Sunday, September 2, 2012

Getting My Sport On

I experienced several more firsts in the week that just flew by. Visited my first Korean palace (Gyeongbokgung). Hailed my first taxi in Seoul and unsuccessfully tried to navigate the driver to my destination (though I was able to at least get him to take me to the correct neighborhood). Saw my first film in a Korean cinema (R2B: Return To Base), a Top Gun-like thriller, with English subtitles. Watched live television from my new Samsung Galaxy S3 phone...on the subway!! Took my first Korean language classes. And visited my new office at Samsung, on the 26th floor of the Samsung Electronics building in Gangnam, for the first time.

On Wednesday I went with several of my new colleagues to our first Korean baseball game. Baseball is very popular in Korea...along with golf and soccer it's one of the favorite sports here. Every night this time of year is baseball night in Korea -- you flip channels on TV and you can see three games being broadcast simultaneously. The Korean professional league has 8 teams and we bought tickets to see two of the Seoul teams go head-to-head...the LG Twins vs. the Doosan Bears (all of the teams are named after their corporate sponsors).

Lots of LG Twins fans with "thunder sticks"

All we could say was...WOW!! Though the game on the field was identical to that found in the USA, almost everything else about the viewing experience was completely different. You walk off the subway at the Sports Complex station (very convenient to reach from the Samsung office) and are surrounded by tables set up by food vendors. You can buy super-cheap servings of kimbap (seaweed-rice rolls typically wrapped with vegetables and crabmeat), dried squid, kimchi pancakes, delicious fried chicken. You can also purchase inexpensive Korean beers and soju to wash it all down. Thankfully, Korean baseball stadiums let you bring food and drink into the seats, unlike American stadiums which then extort you into buying from outrageously priced concession stands. Korean baseball games are delightfully cheap to attend – 10,000 won (about $9) for a lower grandstand ticket – and the aforementioned cheap food. Definitely a sport for the common man...we didn't see any luxury boxes in the stadium.

Once inside the stadium with our food and beer, we saw the stadium neatly segregated into two cheering sections...LG fans along the third base side, Doosan fans on the first base side. Most fans carried "thunder sticks", cylindrical plastic balloons that make a loud clapping noise when struck together. A lot of female fans at the game, too...a higher proportion than you would see at an American baseball game.

Korean baseball cheerleaders

And CHEERLEADERS!!! Oh my gosh. Amazing. Built into each side was a concrete platform where the female cheerleaders would trot out in their skirts and pump up the fans with their dance moves. Then a man, who I would call an "M.C.", would walk on the platform, microphone in hand, and lead the team's fans (along with a drum master) in a long series of rhythmic chants and songs. Simply unlike anything you see at an American baseball game.
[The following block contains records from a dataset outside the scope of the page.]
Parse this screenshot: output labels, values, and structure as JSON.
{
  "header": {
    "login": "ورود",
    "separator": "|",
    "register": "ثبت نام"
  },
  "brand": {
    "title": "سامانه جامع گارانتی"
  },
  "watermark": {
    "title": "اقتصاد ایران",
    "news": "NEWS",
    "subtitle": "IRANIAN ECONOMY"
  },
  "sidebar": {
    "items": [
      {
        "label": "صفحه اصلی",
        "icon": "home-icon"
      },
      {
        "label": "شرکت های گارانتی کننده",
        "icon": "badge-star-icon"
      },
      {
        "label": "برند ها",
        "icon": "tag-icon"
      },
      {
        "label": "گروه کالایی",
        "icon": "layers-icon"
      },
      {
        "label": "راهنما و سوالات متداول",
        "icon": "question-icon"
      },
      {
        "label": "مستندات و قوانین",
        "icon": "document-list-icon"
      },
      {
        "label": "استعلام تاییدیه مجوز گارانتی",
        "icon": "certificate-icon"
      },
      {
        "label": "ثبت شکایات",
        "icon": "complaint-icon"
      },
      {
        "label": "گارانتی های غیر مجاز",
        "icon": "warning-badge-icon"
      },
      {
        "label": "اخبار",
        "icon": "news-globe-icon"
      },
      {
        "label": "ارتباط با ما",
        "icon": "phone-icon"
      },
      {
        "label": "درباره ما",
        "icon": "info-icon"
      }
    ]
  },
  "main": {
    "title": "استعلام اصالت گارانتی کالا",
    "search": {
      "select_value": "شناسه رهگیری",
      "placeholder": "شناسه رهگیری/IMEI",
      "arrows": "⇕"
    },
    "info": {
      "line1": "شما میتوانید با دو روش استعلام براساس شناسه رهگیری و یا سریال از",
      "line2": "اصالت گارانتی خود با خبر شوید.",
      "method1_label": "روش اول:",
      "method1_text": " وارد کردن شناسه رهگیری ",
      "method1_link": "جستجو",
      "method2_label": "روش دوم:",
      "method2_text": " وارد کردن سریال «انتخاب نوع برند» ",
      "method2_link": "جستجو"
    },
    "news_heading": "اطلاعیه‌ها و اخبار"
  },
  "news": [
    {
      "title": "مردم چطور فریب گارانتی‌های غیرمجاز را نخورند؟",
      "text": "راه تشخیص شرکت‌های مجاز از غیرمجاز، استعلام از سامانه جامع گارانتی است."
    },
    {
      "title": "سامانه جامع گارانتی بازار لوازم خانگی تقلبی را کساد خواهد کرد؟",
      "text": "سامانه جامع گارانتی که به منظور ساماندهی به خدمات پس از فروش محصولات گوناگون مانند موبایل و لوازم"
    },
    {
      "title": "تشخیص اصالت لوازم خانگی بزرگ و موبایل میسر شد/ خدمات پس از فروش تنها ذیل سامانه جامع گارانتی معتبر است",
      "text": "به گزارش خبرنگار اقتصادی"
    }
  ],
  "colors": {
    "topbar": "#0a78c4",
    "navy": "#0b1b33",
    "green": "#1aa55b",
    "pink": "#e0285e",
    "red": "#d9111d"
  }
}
More like a college football atmosphere. Fans going nuts from the first pitch. Batter hits a single, fans go berserk! The Korean baseball players that make the MLB must find American fans to be so passive. The rhythms are very catchy – by about the 4th inning I found myself loving the LG Twins...and I'm about to start working for Samsung. And there was a beer-chugging contest between innings, I kid you not!
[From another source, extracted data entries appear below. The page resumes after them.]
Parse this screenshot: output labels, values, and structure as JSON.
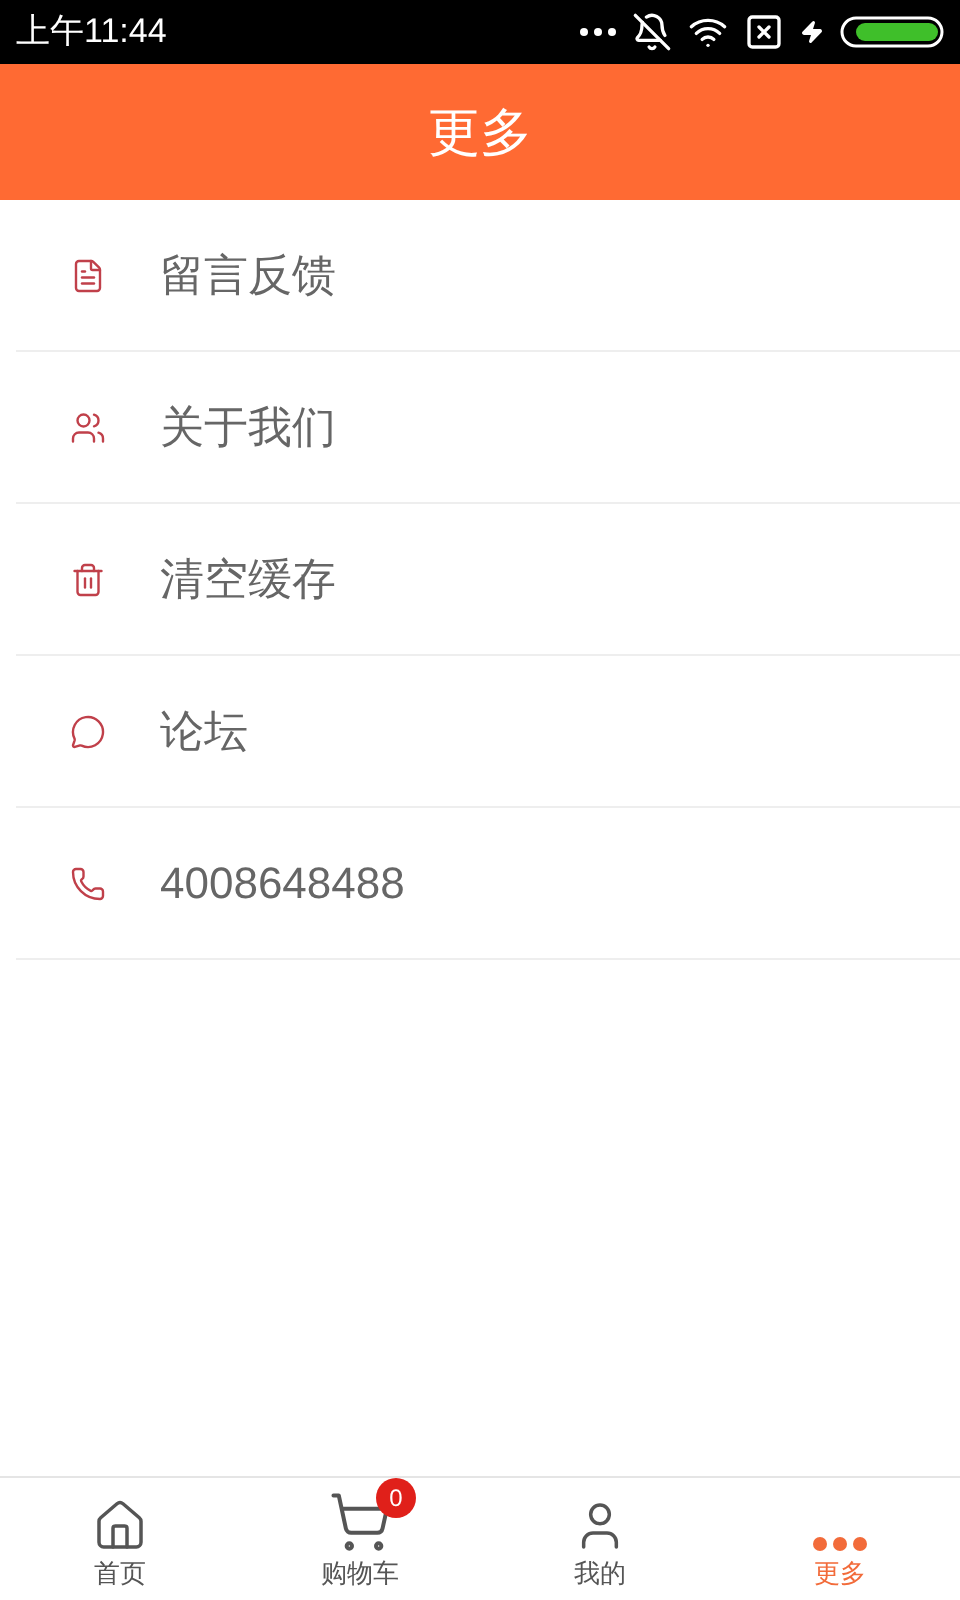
{
  "status_bar": {
    "time": "上午11:44"
  },
  "header": {
    "title": "更多"
  },
  "menu": [
    {
      "kind": "feedback",
      "label": "留言反馈"
    },
    {
      "kind": "about",
      "label": "关于我们"
    },
    {
      "kind": "clear",
      "label": "清空缓存"
    },
    {
      "kind": "forum",
      "label": "论坛"
    },
    {
      "kind": "phone",
      "label": "4008648488"
    }
  ],
  "tabs": [
    {
      "kind": "home",
      "label": "首页",
      "selected": false
    },
    {
      "kind": "cart",
      "label": "购物车",
      "selected": false,
      "badge": "0"
    },
    {
      "kind": "profile",
      "label": "我的",
      "selected": false
    },
    {
      "kind": "more",
      "label": "更多",
      "selected": true
    }
  ]
}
But the strange thing about the cheering was when it stopped. There was simply...silence.  The fans would go nuts when the M.C. would tell them to beat their thunder sticks together, then would just sit there. In American baseball games, the fans sit for most of the game, then rise for the big moments. You expect a crescendo of cheers before a big pitch late in the game. But at the Korean baseball game, fans who had been going nuts for three hours were silent in the 9th inning, two outs, two strikes in a close game. Very strange. As my colleague next to me put it, "Koreans really enjoy playing Follow The Leader". I didn't expect cultural realizations at a baseball game, and had just found one.
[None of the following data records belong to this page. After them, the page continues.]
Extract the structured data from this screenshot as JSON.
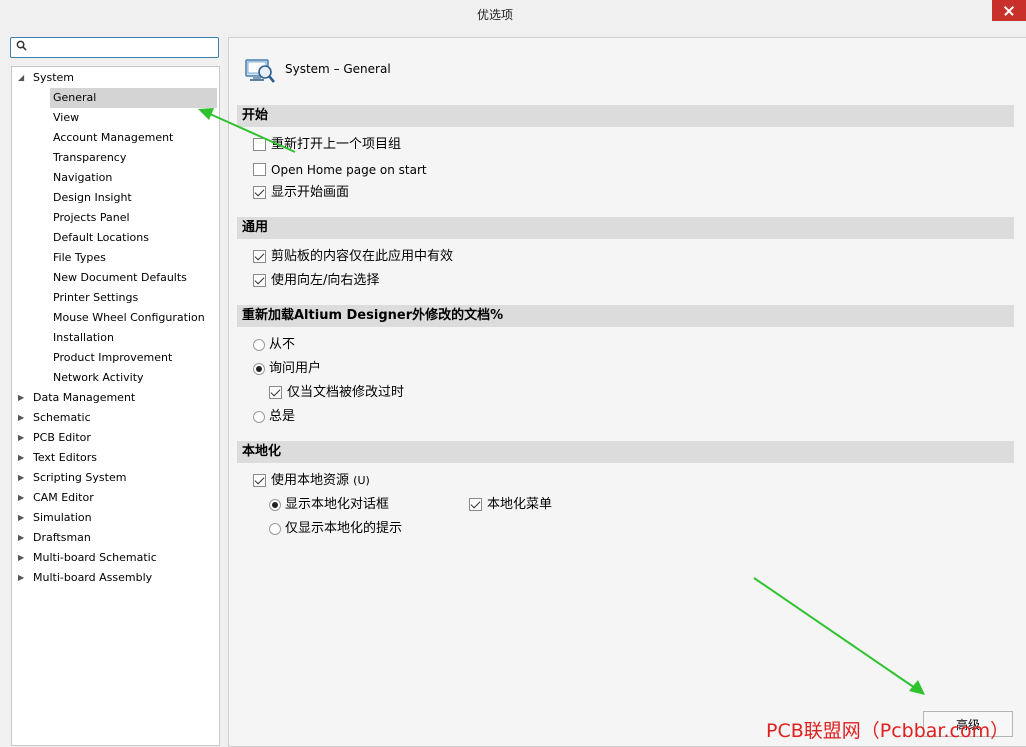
{
  "window": {
    "title": "优选项"
  },
  "search": {
    "placeholder": ""
  },
  "tree": {
    "system_label": "System",
    "system_children": [
      "General",
      "View",
      "Account Management",
      "Transparency",
      "Navigation",
      "Design Insight",
      "Projects Panel",
      "Default Locations",
      "File Types",
      "New Document Defaults",
      "Printer Settings",
      "Mouse Wheel Configuration",
      "Installation",
      "Product Improvement",
      "Network Activity"
    ],
    "collapsed": [
      "Data Management",
      "Schematic",
      "PCB Editor",
      "Text Editors",
      "Scripting System",
      "CAM Editor",
      "Simulation",
      "Draftsman",
      "Multi-board Schematic",
      "Multi-board Assembly"
    ]
  },
  "main": {
    "header_title": "System – General",
    "sections": {
      "start": "开始",
      "general": "通用",
      "reload": "重新加载Altium Designer外修改的文档%",
      "localization": "本地化"
    },
    "start_options": [
      {
        "label": "重新打开上一个项目组",
        "checked": false
      },
      {
        "label": "Open Home page on start",
        "checked": false
      },
      {
        "label": "显示开始画面",
        "checked": true
      }
    ],
    "general_options": [
      {
        "label": "剪贴板的内容仅在此应用中有效",
        "checked": true
      },
      {
        "label": "使用向左/向右选择",
        "checked": true
      }
    ],
    "reload_options": {
      "never": "从不",
      "ask": "询问用户",
      "only_modified": "仅当文档被修改过时",
      "always": "总是"
    },
    "localization_options": {
      "use_local": "使用本地资源",
      "use_local_accel": "(U)",
      "show_dialog": "显示本地化对话框",
      "local_menu": "本地化菜单",
      "only_hints": "仅显示本地化的提示"
    }
  },
  "footer": {
    "advanced_button": "高级"
  },
  "watermark": "PCB联盟网（Pcbbar.com）",
  "colors": {
    "selection": "#d4d4d4",
    "arrow": "#2ec22e",
    "close": "#c7302b",
    "watermark": "#e02020"
  }
}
I also got back into the soccer groove this week, playing my first game in 4 months! Samsung GSG has a team which plays about one a month against other Samsung companies, and on Saturday morning had a game scheduled with Samsung Fire and Marine Insurance. Crazy start time – 6AM!! In 25 years of playing I had never been on a field so early. We played on a turf field surrounded by a cage next to a freeway in the 'burbs. Felt like something straight out of Germany. Seemed like several members of my team (myself included) were feeling the after effects of a late night out, but other than that I found myself quite in my element on a soccer pitch again. The game was right at my level – decent technical skills, mediocre fitness, and players not taking the game too seriously. Despite the hit to my sleep schedule, I look forward to continuing playing.

My new job at Samsung starts tomorrow morning. I will be wearing a suit for the first time in awhile!